The FDA should be FULLY funded by the Congress and cease
charging the drug companies the users’ fees that partially support the
operation of the approval agency using funds from the very companies the agency
is supposed to regulate. This is a complete conflict-of-interest and should
stop yesterday. Ditto any conflicts-of-interest among the members of the panels
of academics advising the FDA. No exceptions. If you take money from pharma
with which you can make a boat payment (it’s OK if your institution takes the
money to support your research), you cannot serve on a federal panel. Period.
Finally, the training program that any cancer clinical
investigator must go through must be heavy on the regulatory aspects of human
subjects research as well as on the cancer medicine that all oncologists need
to know. Sorry, history has shown us that without these regulations (in fact,
even with them) bad stuff happens and unless we are extra careful, Tuskegee or
cases like Jesse Gelsinger’s at the University of Pennsylvania can arise again.

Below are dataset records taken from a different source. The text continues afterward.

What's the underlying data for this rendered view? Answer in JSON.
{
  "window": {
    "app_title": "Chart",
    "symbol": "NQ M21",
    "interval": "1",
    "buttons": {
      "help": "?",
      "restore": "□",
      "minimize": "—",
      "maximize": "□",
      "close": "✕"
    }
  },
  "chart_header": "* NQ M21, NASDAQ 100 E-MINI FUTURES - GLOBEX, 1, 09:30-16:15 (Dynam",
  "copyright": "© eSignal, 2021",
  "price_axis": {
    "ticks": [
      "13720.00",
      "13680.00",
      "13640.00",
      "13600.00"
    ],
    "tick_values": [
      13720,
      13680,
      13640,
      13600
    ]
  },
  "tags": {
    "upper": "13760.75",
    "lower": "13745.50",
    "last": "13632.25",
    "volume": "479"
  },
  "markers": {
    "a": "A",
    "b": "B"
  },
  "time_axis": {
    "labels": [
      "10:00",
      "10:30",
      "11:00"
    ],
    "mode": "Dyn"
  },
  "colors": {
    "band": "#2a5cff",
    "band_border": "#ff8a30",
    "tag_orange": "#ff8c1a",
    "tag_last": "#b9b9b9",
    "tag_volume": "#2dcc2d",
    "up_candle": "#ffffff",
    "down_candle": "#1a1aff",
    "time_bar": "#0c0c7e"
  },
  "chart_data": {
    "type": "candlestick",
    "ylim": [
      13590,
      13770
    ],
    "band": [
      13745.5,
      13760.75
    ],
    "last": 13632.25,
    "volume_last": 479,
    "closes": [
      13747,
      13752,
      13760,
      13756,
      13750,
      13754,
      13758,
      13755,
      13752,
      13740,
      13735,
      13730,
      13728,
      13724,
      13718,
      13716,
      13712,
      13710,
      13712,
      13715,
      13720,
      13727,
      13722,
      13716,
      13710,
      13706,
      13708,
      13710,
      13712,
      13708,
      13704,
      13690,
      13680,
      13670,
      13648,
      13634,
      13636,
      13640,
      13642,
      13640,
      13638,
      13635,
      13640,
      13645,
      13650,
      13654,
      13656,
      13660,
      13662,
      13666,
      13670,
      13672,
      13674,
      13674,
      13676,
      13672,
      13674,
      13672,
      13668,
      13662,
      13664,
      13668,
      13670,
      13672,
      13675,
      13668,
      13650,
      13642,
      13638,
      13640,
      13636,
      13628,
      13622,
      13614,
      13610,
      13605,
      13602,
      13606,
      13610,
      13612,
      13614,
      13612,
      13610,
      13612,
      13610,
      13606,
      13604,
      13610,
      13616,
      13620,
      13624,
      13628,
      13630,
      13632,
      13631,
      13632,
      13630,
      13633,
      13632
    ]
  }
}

Finally, Congress needs to appropriate a ton more money for
clinical research than it currently does to allow academic investigators to
stop having to feed at the trough of the drug companies who exert too much
control and insufficient amounts of judgment of concern for patient welfare.
There is a real sense of urgency here. While prevention,
genomics and perhaps life style changes may save the next generation from the
scourge of cancer (unlikely in the extreme), the need is immediate for those
with the disease now. The investigators are frustrated and getting more so,
because before they were investigators they were doctors and dedicated their
lives to help sick people. The FDA, the IRBs, the cancer centers themselves
with their over-dependence on lawyers and administrators, the drug companies
and the Congress are all in their way. This can change tomorrow, but Congress
has to act—or even understand that it has to act.
My experience on Capitol Hill suggests that the members of
Congress tend to be clueless on this need—until one of their family members
gets cancer.
Only then does the sense of urgency set in.